DISCUSSION QUESTION

Boating trips.csv contains a dataset describing the number of boating trips of leisure boat owners. It contains the following variables:

Trips: number of boating trips in the survey year

Quality: respondent’s rating of the facility’s quality

Ski: whether the respondent engages in water-ski activities

Income: household income in $1000.

Userfee: has the respondent paid annual user fee to the destination

CostC: average expenditure ($) during a boat trip at lake C

CostS: average expenditure ($) during a boat trip at lake S

CostH: average expenditure ($) during a boat trip at lake H

 

(a) Plot histogram of the outcome variable (trips). Copy it here.

(b) Analyze potential multicollinearity issues of the X variables (all variables except for trips). Use threshold=10. What variables are eliminated?

(c) Run a poisson regression of the outcome variable (trips) on the remaining variables from (b). Which variable are significant predictors of trips at 0.05 level?

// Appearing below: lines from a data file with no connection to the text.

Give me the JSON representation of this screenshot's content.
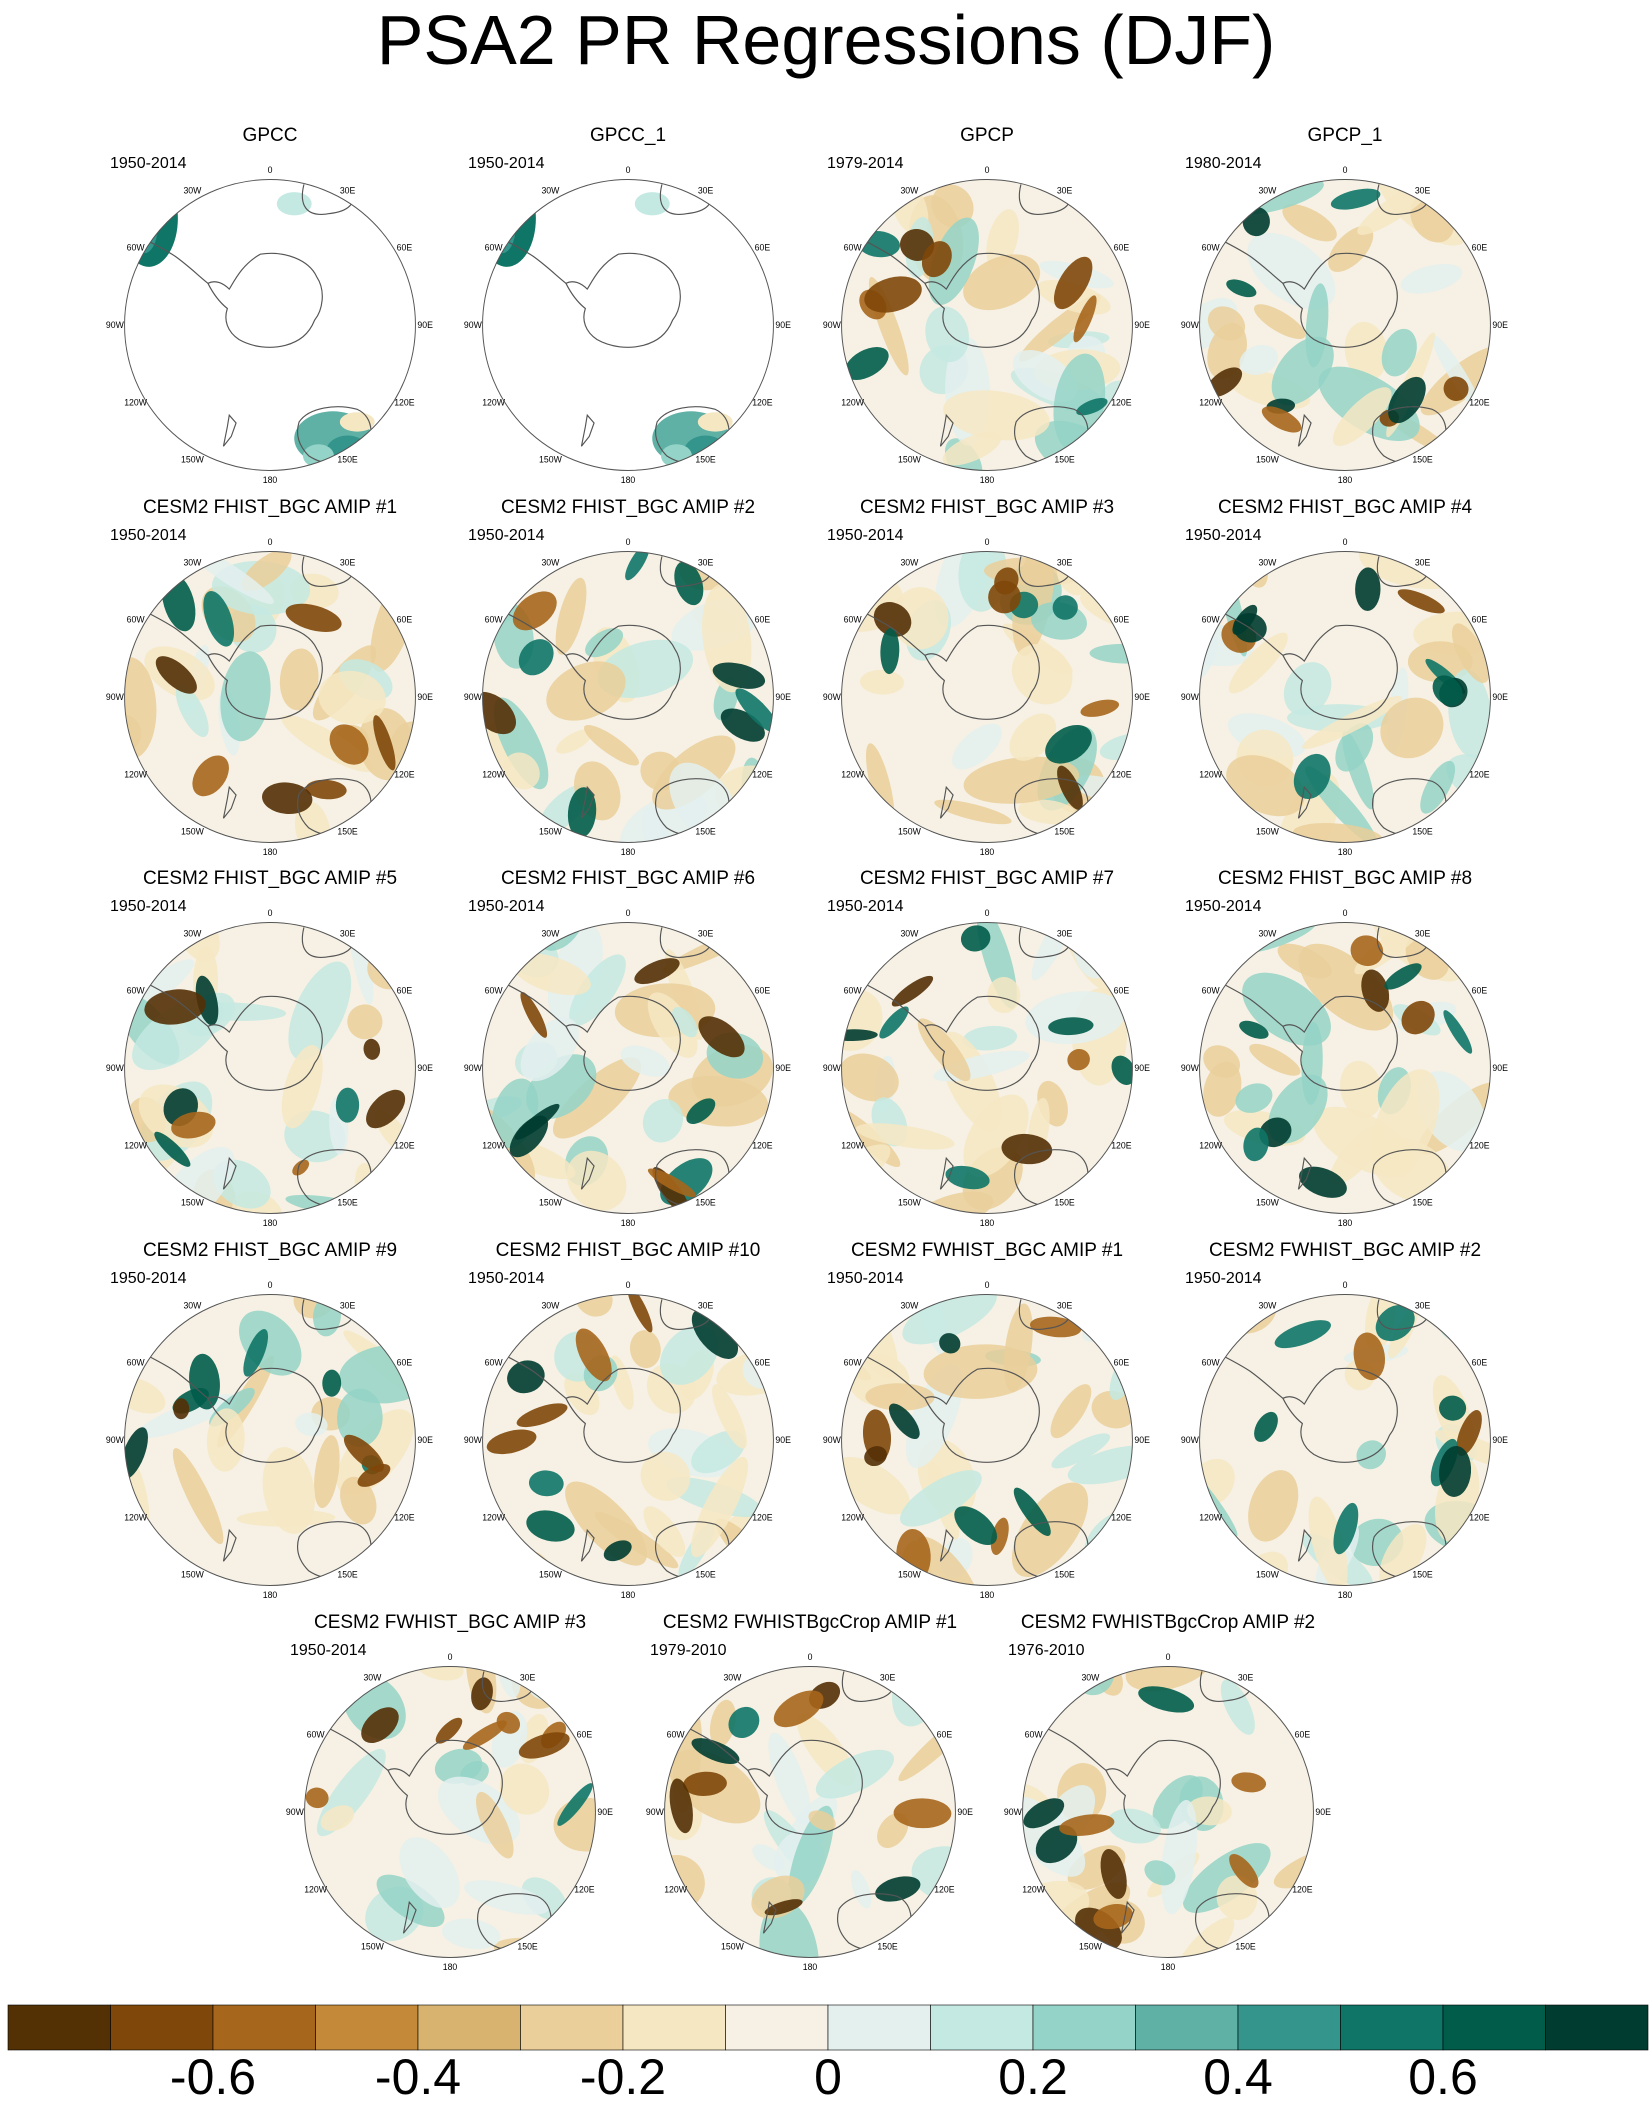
{
  "title": "PSA2 PR Regressions (DJF)",
  "longitude_labels": [
    "0",
    "30E",
    "60E",
    "90E",
    "120E",
    "150E",
    "180",
    "150W",
    "120W",
    "90W",
    "60W",
    "30W"
  ],
  "panels": [
    {
      "title": "GPCC",
      "period": "1950-2014",
      "coverage": "land"
    },
    {
      "title": "GPCC_1",
      "period": "1950-2014",
      "coverage": "land"
    },
    {
      "title": "GPCP",
      "period": "1979-2014",
      "coverage": "full"
    },
    {
      "title": "GPCP_1",
      "period": "1980-2014",
      "coverage": "full"
    },
    {
      "title": "CESM2 FHIST_BGC AMIP #1",
      "period": "1950-2014",
      "coverage": "full"
    },
    {
      "title": "CESM2 FHIST_BGC AMIP #2",
      "period": "1950-2014",
      "coverage": "full"
    },
    {
      "title": "CESM2 FHIST_BGC AMIP #3",
      "period": "1950-2014",
      "coverage": "full"
    },
    {
      "title": "CESM2 FHIST_BGC AMIP #4",
      "period": "1950-2014",
      "coverage": "full"
    },
    {
      "title": "CESM2 FHIST_BGC AMIP #5",
      "period": "1950-2014",
      "coverage": "full"
    },
    {
      "title": "CESM2 FHIST_BGC AMIP #6",
      "period": "1950-2014",
      "coverage": "full"
    },
    {
      "title": "CESM2 FHIST_BGC AMIP #7",
      "period": "1950-2014",
      "coverage": "full"
    },
    {
      "title": "CESM2 FHIST_BGC AMIP #8",
      "period": "1950-2014",
      "coverage": "full"
    },
    {
      "title": "CESM2 FHIST_BGC AMIP #9",
      "period": "1950-2014",
      "coverage": "full"
    },
    {
      "title": "CESM2 FHIST_BGC AMIP #10",
      "period": "1950-2014",
      "coverage": "full"
    },
    {
      "title": "CESM2 FWHIST_BGC AMIP #1",
      "period": "1950-2014",
      "coverage": "full"
    },
    {
      "title": "CESM2 FWHIST_BGC AMIP #2",
      "period": "1950-2014",
      "coverage": "full"
    },
    {
      "title": "CESM2 FWHIST_BGC AMIP #3",
      "period": "1950-2014",
      "coverage": "full"
    },
    {
      "title": "CESM2 FWHISTBgcCrop AMIP #1",
      "period": "1979-2010",
      "coverage": "full"
    },
    {
      "title": "CESM2 FWHISTBgcCrop AMIP #2",
      "period": "1976-2010",
      "coverage": "full"
    }
  ],
  "colorbar": {
    "labels": [
      "-0.6",
      "-0.4",
      "-0.2",
      "0",
      "0.2",
      "0.4",
      "0.6"
    ],
    "colors": [
      "#543005",
      "#7f4709",
      "#a6661c",
      "#c48a3a",
      "#d8b370",
      "#eacf9a",
      "#f6e7c3",
      "#f6f1e4",
      "#e3f0ee",
      "#c4e9e2",
      "#94d3c7",
      "#5fb1a5",
      "#34958d",
      "#0f7567",
      "#015c4a",
      "#003c30"
    ]
  }
}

(d) How does the expected number of boating trips differ for owners who have paid annual user fees vs. those who haven’t?

(e) Run a negative binomial regression of the outcome variable (trips) on the same set of variables as in (c). Now what is the your answer to (d)?

(f) Which model provides better model fit? Poisson or negative binomial? Support your answer.

 

Part 2. Admdata.csv

Admdata.csv contains a dataset on admission outcomes of graduate school applicants. There are 4 variables in this dataset.

Admit: =yes if the applicant is admitted

Gre: GRE score of the applicant

Gpa: GPA of the applicant

Rank: rank of the undergraduate institution of the applicant (Tier 1 is the highest and Tier 4 is the lowest).

(a) Tabulate the variable admit. What is the average probability of an applicant being admitted to a graduate program in this dataset?

(b) Run a logistic regression of the outcome variable (admit) on the other variables (gre, gpa, rank). Copy your results.

(c) Based on the estimation results, compare the odds of admission for applicants graduating from each tier of undergraduate institutions. (Hint: use Tier 1 as the base, explain whether the odds for Tier 2/3/4 is higher or lower, and by how much, respectively.)

(d) Based on the model, what is the predicted admission probability for an applicant with GRE 720, GPA=3.85, who graduated from a Tier2 undergrad institution?

(e) Predict probabilities of admission for all applicants in the dataset. Use 0.5 as the cutoff to make predictions of admission status (yes vs. no). Copy the confusion matrix here. What is the accuracy of the model, and what are sensitivity and specificity of the model. What do you think about the model predictions? Are you satisfied or concerned, and why?

(f) Suppose you want to improve the sensitivity of the model, how would you adjust the cutoff, and why?